Rezension

Ein außergewöhnliches Buch über alles, was im Leben zählt und leider so oft vergessen wird.

Es muss dunkel sein, damit man die Sterne sieht - Jenny Bünnig

Es muss dunkel sein, damit man die Sterne sieht
von Jenny Bünnig

Bewertet mit 5 Sternen

Diese "Sterne - Tour" ist ein Lesegenuss.

In halsbrecherischem Tempo, mit Rucksack und Kleiderbündel auf dem Gepäckträger ihres Fahrrads, sauste Ria an einem kühlen, regnerischen Tag durch aufspritzende Regenwasser-Pfützen und fürchtete nur Eines: Zu spät zu kommen, den alten, roten VW Bus zu verpassen, der sie mitnehmen sollte in ein neues Leben, in eine Zukunft, in der sie alles abstreifen wollte, was sie belastete, zurücklassen, was nicht verarbeitet werden konnte. Ihre Großmutter hatte ihr von dem alten Bus erzählt, in dem sie und ein paar Freundinnen starten wollten, die ebenfalls Lösungen für ihre Probleme brauchten, die entweder auf der Suche nach etwas Verlorenem waren oder Begonnenes endgültig abzuschließen versuchten.

Da war als Erstes ihre Großmutter Charlotte, Oma Charlie, die nicht mehr recht wusste, wo der Sinn ihres Lebens geblieben war und ob sie nicht das Wichtigste überhaupt versäumt hatte. Oder ihre Freundinnen Margot und Hildie. Margot war an Krebs erkrankt und der Tumor war ihr Feind, der den Körper schwächte und der Seele große Angst machte, die es zu besiegen galt. Hildie war allein geblieben, ohne Familie, nur eingebettet in die Literatur, umgeben von ihren Büchern, deren Zitate sie begleiteten und deren Protagonisten sie nicht zu verletzen oder zu enttäuschen vermochten.
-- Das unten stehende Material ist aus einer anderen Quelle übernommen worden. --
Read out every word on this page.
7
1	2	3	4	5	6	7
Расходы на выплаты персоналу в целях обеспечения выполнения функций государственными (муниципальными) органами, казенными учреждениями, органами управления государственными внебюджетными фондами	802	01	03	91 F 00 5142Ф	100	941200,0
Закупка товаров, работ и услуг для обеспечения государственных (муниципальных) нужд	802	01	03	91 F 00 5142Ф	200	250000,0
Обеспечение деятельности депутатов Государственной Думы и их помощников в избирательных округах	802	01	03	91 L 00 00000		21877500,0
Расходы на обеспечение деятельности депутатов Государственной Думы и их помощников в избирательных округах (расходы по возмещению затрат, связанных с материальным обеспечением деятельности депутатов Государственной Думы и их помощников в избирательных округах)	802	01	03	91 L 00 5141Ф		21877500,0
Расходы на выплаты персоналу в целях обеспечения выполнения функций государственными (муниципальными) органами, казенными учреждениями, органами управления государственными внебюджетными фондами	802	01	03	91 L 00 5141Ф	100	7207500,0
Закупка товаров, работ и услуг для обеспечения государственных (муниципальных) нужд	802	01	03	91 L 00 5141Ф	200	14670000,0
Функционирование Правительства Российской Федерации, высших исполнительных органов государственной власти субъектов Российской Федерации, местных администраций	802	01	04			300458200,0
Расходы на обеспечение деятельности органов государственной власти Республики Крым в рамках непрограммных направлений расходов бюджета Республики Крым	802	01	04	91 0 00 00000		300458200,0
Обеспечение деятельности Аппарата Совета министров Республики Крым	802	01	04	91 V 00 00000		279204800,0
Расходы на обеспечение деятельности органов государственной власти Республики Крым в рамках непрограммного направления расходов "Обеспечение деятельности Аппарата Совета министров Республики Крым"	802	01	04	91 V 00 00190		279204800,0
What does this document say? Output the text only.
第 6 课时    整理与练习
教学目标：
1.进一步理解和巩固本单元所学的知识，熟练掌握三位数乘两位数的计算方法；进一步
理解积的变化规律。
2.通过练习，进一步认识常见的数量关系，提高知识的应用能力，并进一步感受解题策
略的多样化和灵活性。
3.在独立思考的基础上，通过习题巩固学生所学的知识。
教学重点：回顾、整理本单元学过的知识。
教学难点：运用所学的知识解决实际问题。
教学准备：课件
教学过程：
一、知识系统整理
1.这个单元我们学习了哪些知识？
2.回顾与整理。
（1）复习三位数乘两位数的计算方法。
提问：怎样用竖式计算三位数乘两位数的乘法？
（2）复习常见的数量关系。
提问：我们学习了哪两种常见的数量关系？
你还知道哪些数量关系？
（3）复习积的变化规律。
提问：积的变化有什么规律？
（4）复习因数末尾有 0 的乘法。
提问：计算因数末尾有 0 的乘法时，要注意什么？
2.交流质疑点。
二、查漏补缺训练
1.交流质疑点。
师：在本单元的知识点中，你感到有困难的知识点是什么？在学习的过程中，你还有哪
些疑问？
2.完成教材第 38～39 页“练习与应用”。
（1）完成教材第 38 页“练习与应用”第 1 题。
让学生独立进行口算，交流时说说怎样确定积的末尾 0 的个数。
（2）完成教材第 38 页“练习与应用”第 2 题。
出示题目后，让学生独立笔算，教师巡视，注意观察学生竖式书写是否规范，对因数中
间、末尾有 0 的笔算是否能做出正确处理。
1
Frau Lensker, die letzte der kleinen Truppe, die Besitzerin des nostalgischen VW Busses war und akribisch die Reisepläne erstellt hatte, wollte an einen Punkt zurück, der damals in ihrem Leben eine so gravierende Rolle gespielt hatte, dass alles anders gelaufen war als es hätte sein sollen.  Und so führte denn die Route für die bunte Reisegesellschaft über die Schweiz nach Italien, von dort aus nach Frankreich und Portugal und nun auch noch nach Spanien, denn Rias Ziel war Barcelona.

Das war eine gewaltige Strecke für einen alten VW und würde Einiges an Zeit beanspruchen, ganz abgesehen von den geplanten "Pinkelpausen", die man einkalkulieren musste, wenn man in einem gewissen Alter war, wie Oma Charlie verschmitzt bemerkte. Und ganz so unkompliziert ist's natürlich auch nicht, wenn man über einige Wochen in einem engen Bus zusammenhocken muss, da läuft schon ab und an mal was aus dem Ruder.... und ein großer Bratentopf mit einem Vogel darin, der auf den Namen "Signore Verdi" hört, macht alles noch komplizierter.

 

Jenny Bünnig hat hier ein hervorragendes Debüt vorgelegt. In flüssiger, angenehmer Sprache nimmt sie uns mit auf die Fahrt einer liebenswerten "Zweckgemeinschaft", die - so gemischt sie auch sein mag - aus wunderbaren Protagonisten besteht. Jede der Frauen berührt uns mit ihrem Charakter, ihrem Schicksal und der so ganz persönlichen Art der Verarbeitung. Ein Kaleidoskop von Gefühlen -  Schmerz und Reue, Zorn, Angst und Liebe und dazu immer wieder aufblitzender, intelligenter Humor - alles hat seinen Platz in diesem Roman, der menschlich und authentisch in der Seele des Lesers ankommt und ihn einbindet in dieses Geschehen, das eigentlich so leicht und nebenher auf der Landstraße rollt und doch so viel Wichtiges verbirgt -  in dem kleinen, klapprigen, unter den Jahren stöhnenden, roten VW Bus.

Das Buch hat mir entspannende, erholsame Lesestunden geschenkt und lenkt den Blick in einer oft zu hastigen, oberflächlichen Zeit wieder auf die Bedeutung menschlicher Wärme und Hilfsbereitschaft, auf Freundschaft und Verständnis füreinander - auf die Sterne, deren Glanz man wirklich oft dann erst am Firmament entdeckt, wenn es rundum dunkel ist.

Für dieses Buch spreche ich gerne eine Leseempfehlung aus.